IHSG sepanjang pekan lalu membukukan pelemahan 1,45% ke 6.007,12. Penurunan mingguan tersebut menjadi yang pertama setelah sebelumnya mencatat penguatan 3 pekan beruntun.
Data pasar mencatat, sepanjang pekan lalu investor asing melakukan aksi jual bersih (net sell) senilai Rp 61,47 miliar di pasar reguler, dan Rp 702 miliar ditambah pasar nego dan tunai. Nilai transaksi tercatat sebesar Rp 68,1 triliun.
Sementara itu nilai tukar rupiah melemah 1,28% melawan dolar AS ke Rp 14.370/US$. Kemudian dari pasar obligasi, yield Surat Berharga Negara (SBN) bervariasi. Yield SBN tenor 1 tahun, 5 dan 25 tahun mengalami penurunan, sementara sisanya naik.
Pergerakan yield berbanding terbalik dengan harga obligasi. Ketika yield turun artinya harga sedang naik, begitu juga sebaliknya.
Mayoritas SBN yield-nya mengalami kenaikan, berarti harganya sedang turun dan mengalami aksi jual.
Maklum saja, The Fed saat mengumumkan kebijakan moneter Kamis (17/6/2021) dini hari waktu Indonesia mengejutkan pasar dengan memberikan proyeksi suku bunga akan naik di tahun 2023. Tidak hanya sekali, bahkan bisa ada 2 kali kenaikan suku bunga masing-masing 25 basis poin hingga menjadi 0,75%.
Proyeksi tersebut jauh lebih cepat ketimbang yang diberikan bulan Maret, yakni kenaikan suku bunga di tahun 2024.
Pasca pengumuman tersebut, yield obligasi (Treasury) AS mengalami kenaikan, yang selisihnya dengan SBN menyempit. Alhasil, aksi jual menerpa SBN.

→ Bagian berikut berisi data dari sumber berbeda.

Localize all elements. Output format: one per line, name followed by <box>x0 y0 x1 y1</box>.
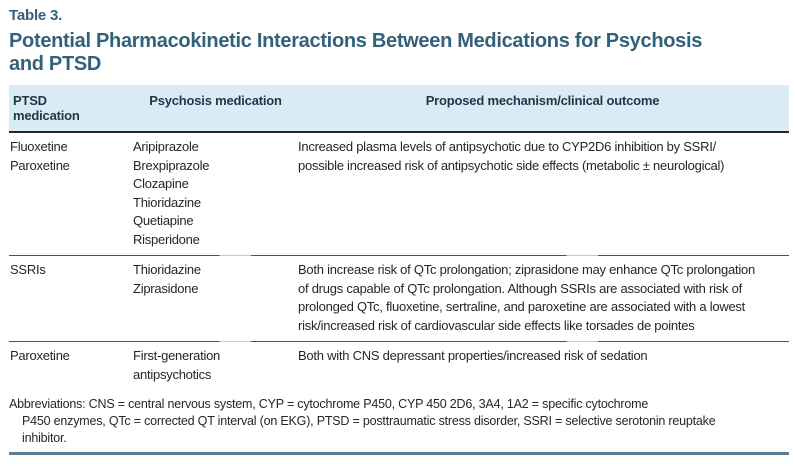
interactions-table: PTSD medication Psychosis medication Pro… <box>9 85 789 390</box>
column-header-ptsd-medication: PTSD medication <box>13 93 80 123</box>
cell-mechanism: Increased plasma levels of antipsychotic… <box>298 139 725 173</box>
cell-ptsd-medication: Fluoxetine Paroxetine <box>10 139 70 173</box>
table-row: Fluoxetine Paroxetine Aripiprazole Brexp… <box>9 133 789 255</box>
row-divider <box>9 255 789 256</box>
cell-ptsd-medication: SSRIs <box>10 262 46 277</box>
table-number-label: Table 3. <box>9 7 63 24</box>
cell-psychosis-medication: Aripiprazole Brexpiprazole Clozapine Thi… <box>133 139 210 247</box>
cell-ptsd-medication: Paroxetine <box>10 348 70 363</box>
cell-mechanism: Both with CNS depressant properties/incr… <box>298 348 648 363</box>
table-row: SSRIs Thioridazine Ziprasidone Both incr… <box>9 256 789 341</box>
column-header-psychosis-medication: Psychosis medication <box>149 93 282 108</box>
cell-mechanism: Both increase risk of QTc prolongation; … <box>298 262 755 333</box>
abbreviations-footnote: Abbreviations: CNS = central nervous sys… <box>9 397 716 445</box>
table-title: Potential Pharmacokinetic Interactions B… <box>9 30 703 75</box>
row-divider <box>9 341 789 342</box>
bottom-rule <box>9 452 789 455</box>
table-row: Paroxetine First-generation antipsychoti… <box>9 342 789 390</box>
cell-psychosis-medication: Thioridazine Ziprasidone <box>133 262 201 296</box>
table-header-row: PTSD medication Psychosis medication Pro… <box>9 85 789 133</box>
column-header-proposed-mechanism: Proposed mechanism/clinical outcome <box>425 93 660 108</box>
cell-psychosis-medication: First-generation antipsychotics <box>133 348 221 382</box>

Proyeksi suku bunga ditambah dengan kenaikan yield Treasury AS membuat dolar AS begitu perkasa. Sepanjang pekan ini, indeks dolar AS melesat 1,8% ke 92,346, level terkuat sejak awal April. Rupiah pun terpukul.
Sementara itu bursa saham AS (Wall Street) juga merosot merespon pengumuman The Fed, yang berdampak pada buruknya kinerja IHSG.
Rontoknya IHSG, rupiah hingga SBN terjadi saat makin banyak tanda-tanda perekonomian Indonesia bangkit di kuartal ini dan terlepas dari resesi.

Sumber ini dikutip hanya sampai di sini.